A "universe" is something like an artist's canvas with a painting in progress on it. First, nature makes the blank canvas, and then, in a second stage, puts the information content on it. Consider the moon. It formed out of orbiting molten spray from the collision of two similarly-sized planetesimals. In the molten state, its self-gravity could easily round it up into a perfect sphere which could have solidified with a mostly smooth surface. Call this smooth surface the "canvas." Subsequently, the very same force of gravity would have brought down meteors to cover the surface in an elaborate pattern of craters. Call this the "painting." 

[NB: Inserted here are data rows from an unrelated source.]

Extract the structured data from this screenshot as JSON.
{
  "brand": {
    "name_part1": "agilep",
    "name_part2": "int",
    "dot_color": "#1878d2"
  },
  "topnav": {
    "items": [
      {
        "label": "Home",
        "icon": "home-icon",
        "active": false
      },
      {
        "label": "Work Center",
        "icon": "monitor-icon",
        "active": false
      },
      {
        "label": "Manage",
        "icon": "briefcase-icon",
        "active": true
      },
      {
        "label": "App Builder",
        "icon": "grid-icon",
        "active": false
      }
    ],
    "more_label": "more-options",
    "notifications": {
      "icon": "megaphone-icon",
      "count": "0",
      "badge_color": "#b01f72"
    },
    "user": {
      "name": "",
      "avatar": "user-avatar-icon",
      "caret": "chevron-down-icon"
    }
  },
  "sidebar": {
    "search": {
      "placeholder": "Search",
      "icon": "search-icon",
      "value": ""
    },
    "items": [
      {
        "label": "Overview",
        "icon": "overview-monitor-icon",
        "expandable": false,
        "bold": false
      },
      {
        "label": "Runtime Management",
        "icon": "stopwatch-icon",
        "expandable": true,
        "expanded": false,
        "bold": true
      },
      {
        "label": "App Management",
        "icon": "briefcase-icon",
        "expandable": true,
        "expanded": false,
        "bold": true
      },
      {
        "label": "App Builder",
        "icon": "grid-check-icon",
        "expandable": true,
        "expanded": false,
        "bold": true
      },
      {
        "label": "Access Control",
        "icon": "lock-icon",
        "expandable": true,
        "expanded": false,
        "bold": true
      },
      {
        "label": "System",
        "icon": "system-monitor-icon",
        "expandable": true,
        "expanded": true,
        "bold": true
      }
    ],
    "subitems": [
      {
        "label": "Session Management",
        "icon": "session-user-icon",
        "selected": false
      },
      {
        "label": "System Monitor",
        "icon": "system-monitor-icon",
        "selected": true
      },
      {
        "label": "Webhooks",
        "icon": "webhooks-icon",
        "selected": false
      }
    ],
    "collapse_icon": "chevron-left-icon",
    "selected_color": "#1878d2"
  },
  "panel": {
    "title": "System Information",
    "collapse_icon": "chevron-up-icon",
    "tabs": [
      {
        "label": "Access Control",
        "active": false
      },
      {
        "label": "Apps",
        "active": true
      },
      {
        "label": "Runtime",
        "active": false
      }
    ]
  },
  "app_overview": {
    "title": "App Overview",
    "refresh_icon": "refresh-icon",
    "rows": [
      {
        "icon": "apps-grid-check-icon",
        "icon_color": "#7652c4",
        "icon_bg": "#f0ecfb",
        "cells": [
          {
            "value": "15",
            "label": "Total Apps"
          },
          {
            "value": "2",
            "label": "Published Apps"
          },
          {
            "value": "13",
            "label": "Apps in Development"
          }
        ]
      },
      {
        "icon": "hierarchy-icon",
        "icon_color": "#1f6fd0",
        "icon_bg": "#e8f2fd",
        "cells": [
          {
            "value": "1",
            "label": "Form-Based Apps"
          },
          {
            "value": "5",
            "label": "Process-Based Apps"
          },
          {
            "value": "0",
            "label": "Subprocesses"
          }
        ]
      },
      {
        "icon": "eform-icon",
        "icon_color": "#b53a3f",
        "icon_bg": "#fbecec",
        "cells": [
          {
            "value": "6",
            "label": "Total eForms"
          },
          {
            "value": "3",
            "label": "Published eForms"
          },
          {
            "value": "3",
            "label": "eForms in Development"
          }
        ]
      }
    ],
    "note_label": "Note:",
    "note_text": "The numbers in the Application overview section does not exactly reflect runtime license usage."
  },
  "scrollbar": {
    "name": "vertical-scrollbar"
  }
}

Now consider the neutronium core of a neutron star, viewed as a p4, or small universe. The tremendous energy release of the catastrophic gravitational collapse in which it forms homogenizes all the matter into pure neutrons, thought to be a superfluid. This creates the "canvas." Subsequently, matter and energy from our p3 migrate into the super fluid without enough energy release to homogenize them, producing a "painting" of leptons (our photons), baryons (our leptons), and "uberbaryons" (our baryons). Indeed, the neutron-star core is actually thought to be not pure neutronium, but neutronium containing a sprinkling of free protons and electrons (as seen in p3, of course).